السبت، 17 يونيو 2017

Your Cat's Poop Could One Day Treat Cancer

Your Cat's Poop Could One Day Treat Cancer

Researchers say a microscopic organism living in a cat's tube can be used one day as a cancer treatment.Toxoplasma is a single-celled parasite that lives in the intestines of cats, but can also infect animals and other humans. Although toxoplasmosis infection is common among people, very few people have symptoms due to attacks of their immune system, and prevents the parasite from causing the disease.

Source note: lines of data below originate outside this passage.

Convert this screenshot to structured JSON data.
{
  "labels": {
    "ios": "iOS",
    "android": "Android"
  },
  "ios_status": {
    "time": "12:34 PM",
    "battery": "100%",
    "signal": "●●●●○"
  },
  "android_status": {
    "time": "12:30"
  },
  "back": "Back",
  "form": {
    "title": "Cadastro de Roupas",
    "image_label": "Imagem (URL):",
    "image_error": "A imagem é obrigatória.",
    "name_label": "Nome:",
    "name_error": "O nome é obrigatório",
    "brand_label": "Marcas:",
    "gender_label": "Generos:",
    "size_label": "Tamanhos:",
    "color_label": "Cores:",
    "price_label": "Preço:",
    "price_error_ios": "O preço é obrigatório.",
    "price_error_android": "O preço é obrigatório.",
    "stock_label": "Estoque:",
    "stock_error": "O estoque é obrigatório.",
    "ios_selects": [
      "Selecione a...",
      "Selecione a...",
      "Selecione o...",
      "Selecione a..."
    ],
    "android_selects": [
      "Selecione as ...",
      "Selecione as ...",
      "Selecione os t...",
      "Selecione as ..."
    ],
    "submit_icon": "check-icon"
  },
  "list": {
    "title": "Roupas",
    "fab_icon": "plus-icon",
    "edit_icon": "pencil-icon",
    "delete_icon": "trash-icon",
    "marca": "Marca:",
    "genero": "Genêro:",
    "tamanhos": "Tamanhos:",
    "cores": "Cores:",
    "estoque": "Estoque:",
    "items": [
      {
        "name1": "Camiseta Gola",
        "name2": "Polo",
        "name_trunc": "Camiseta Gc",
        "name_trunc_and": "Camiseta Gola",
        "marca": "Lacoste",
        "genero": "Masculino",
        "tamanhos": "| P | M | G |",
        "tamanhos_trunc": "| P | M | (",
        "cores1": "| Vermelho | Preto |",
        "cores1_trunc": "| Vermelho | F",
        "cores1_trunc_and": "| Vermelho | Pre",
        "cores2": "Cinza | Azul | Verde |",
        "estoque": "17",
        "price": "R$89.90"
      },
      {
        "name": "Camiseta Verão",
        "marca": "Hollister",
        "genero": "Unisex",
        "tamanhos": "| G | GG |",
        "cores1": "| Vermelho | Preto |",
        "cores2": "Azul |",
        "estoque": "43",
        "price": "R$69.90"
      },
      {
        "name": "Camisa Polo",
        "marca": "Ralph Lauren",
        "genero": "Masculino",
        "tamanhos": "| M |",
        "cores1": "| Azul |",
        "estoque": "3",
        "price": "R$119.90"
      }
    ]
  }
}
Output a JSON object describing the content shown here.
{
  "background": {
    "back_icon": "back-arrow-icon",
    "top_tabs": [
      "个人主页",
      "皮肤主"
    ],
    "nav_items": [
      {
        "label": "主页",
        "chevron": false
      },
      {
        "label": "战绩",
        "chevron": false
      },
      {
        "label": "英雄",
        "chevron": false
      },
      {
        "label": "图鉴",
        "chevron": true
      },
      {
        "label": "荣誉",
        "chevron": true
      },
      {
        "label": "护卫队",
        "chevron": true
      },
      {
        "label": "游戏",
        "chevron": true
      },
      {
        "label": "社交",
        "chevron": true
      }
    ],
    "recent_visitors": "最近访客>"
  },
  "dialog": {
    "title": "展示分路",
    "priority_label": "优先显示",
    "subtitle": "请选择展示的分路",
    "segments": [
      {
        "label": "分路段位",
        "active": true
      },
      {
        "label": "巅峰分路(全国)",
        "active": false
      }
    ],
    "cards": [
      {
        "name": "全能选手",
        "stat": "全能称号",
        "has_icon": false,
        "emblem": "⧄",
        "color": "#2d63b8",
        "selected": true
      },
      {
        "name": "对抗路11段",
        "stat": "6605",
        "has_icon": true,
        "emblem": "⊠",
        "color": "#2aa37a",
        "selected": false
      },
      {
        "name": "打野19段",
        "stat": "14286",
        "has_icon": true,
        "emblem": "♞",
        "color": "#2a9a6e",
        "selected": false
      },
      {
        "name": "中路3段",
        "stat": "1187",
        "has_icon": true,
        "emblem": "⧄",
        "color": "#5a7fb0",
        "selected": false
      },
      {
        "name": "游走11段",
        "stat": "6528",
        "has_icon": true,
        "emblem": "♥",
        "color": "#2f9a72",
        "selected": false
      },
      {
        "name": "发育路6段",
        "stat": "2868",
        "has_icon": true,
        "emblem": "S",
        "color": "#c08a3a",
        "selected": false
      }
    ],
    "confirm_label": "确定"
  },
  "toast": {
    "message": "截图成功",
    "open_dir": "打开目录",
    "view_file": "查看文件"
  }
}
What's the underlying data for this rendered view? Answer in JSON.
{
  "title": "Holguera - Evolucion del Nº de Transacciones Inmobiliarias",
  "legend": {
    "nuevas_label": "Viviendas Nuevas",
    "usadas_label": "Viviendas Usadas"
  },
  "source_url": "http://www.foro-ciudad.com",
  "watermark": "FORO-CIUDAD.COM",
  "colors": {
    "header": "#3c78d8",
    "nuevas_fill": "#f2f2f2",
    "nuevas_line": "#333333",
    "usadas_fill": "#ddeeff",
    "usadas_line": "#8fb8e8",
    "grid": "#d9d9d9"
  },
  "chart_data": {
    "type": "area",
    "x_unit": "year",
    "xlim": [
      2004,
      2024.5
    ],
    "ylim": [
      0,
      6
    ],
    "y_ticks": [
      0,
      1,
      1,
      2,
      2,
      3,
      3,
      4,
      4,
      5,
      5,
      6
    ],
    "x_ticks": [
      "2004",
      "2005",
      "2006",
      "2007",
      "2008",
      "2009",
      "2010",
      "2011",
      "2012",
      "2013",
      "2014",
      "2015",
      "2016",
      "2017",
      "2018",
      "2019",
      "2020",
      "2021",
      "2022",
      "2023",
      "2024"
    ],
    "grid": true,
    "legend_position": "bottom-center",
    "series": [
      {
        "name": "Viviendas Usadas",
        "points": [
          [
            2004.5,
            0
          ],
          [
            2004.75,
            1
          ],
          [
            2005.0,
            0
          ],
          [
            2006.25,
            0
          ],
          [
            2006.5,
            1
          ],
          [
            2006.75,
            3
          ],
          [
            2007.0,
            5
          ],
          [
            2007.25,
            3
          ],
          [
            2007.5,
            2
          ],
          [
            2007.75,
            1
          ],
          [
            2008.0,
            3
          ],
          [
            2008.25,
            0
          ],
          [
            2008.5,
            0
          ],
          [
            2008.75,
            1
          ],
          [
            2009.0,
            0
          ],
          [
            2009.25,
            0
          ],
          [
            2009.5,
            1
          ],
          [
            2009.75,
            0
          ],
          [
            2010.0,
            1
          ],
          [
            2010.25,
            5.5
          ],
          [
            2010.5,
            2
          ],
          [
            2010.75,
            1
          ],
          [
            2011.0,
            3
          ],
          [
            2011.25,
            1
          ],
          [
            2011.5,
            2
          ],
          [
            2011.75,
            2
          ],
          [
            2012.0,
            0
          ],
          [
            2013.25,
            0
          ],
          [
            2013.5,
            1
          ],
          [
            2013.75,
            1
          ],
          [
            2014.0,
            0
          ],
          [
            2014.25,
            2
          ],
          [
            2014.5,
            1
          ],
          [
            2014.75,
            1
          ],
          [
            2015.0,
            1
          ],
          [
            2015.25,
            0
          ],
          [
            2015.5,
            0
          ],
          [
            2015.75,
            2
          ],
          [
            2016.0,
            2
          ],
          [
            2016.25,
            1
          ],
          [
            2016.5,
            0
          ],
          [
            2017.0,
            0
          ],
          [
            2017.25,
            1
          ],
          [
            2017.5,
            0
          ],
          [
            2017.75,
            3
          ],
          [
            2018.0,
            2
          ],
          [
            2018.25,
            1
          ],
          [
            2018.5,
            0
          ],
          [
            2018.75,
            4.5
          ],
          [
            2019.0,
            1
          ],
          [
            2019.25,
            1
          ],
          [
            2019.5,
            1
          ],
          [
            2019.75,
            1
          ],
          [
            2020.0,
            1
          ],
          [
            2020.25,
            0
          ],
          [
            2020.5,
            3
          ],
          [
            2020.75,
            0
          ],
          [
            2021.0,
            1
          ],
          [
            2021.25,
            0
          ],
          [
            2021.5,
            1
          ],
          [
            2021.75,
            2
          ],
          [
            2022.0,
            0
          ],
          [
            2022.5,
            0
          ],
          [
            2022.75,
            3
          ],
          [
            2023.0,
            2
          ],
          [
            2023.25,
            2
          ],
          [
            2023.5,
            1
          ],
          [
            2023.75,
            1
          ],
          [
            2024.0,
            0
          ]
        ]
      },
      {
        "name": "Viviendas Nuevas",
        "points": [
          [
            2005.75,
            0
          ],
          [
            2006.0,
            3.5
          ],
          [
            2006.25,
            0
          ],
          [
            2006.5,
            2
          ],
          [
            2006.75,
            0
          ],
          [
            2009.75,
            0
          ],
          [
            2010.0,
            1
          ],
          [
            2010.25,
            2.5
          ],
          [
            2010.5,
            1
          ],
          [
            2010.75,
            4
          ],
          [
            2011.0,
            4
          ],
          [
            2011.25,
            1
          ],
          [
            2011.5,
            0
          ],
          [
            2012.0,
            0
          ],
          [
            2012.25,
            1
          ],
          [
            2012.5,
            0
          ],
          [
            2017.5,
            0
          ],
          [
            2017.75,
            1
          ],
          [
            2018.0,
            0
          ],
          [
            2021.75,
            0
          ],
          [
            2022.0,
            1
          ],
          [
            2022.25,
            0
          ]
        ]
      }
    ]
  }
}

Now, researchers are trying to harness the immune response caused by parasites and direct tumor attackers. Although the toxoplasmosis parasite is not the only microbe studied in the field of hot immune cancer, researchers may have some unique abilities, the researchers said."We know that biologically, this parasite has discovered how to stimulate the immune response you want exactly to fight cancer," said David J. Bezek, professor of microbiology and immunology at the Dartmouth School of Medicine at Dartmouth College in New Hampshire. [10 most evil and disgusting parasites]Toxoplasma parasite using Bzik transgenic and fellow mice treated with melanoma skin cancer and mice with ovarian cancer. Recent studies have shown that treatment has decreased tumor and increased chances of rat survival.However, much work is needed before treatment based on cancer, toxoplasma can be left to the laboratory and to the clinic, the researchers said.Life of the parasite



The parasite of Toxoplasma everywhere - affects most types of animals with warm blood, and can be found anywhere in the world almost. "The parasite learned not to kill the host, not to allow the killing of the host, for example, a very inflammatory response," Bzik said. "To achieve this achievement, you have to be able to handle immune responses."When the parasite invades an animal's body, the immune response kills any rapid replication of the parasite cell and protects the host's death. (Later, when the acute infection is over, the parasite becomes a latent form that the host then brings to the tissues, muscles and brain for life).Specifically, the immune system of animals respond to toxoplasmic infection by releasing cells called CD8 + T cells - a type of cell that destroys cells infected with viruses and cancer cells. [11 facts about the sudden immune system]"It turns out that T cells are CD8 + really important in cancer," Bzik told Science Life Science. "They are the most important type of cell that can destroy cancer cells, but the tumor-generation is closed."To re-activate the antimicrobial immune response in mice with cancer, the researchers used a safer form of toxoplasmosis. To do this, the genome manipulates parasites that can not be repeated in animals or people and thus can not cause disease.It is a vaccine organism and injected into large tumors in mice. Bzik said parasite then entered cells that encapsulated CD8 + T cells and let them go to work, attacking cancer cells.So far, researchers have tried six times skin cancer tumors - although tumors have been highly developed, the size has been reduced to detectable after 12 days, and multiple treatments. Bzik survived about 90 percent of mice."In aggressive ovarian cancer, positive results are similar, but when ovarian cancer treatment is aggressive, there is a more aggressive model of ovarian cancer for mice and for long periods of survival, but all mice undergo elective tumors," Bzik said. However, researchers can keep long live mice from dealing with them every two weeks.Bzik and his colleague said that further research is needed to understand the exact mechanisms behind the immune response of parasitic triggers. They said in addition, before treatment can be tested in people, researchers do intensive tests to make sure they are safe.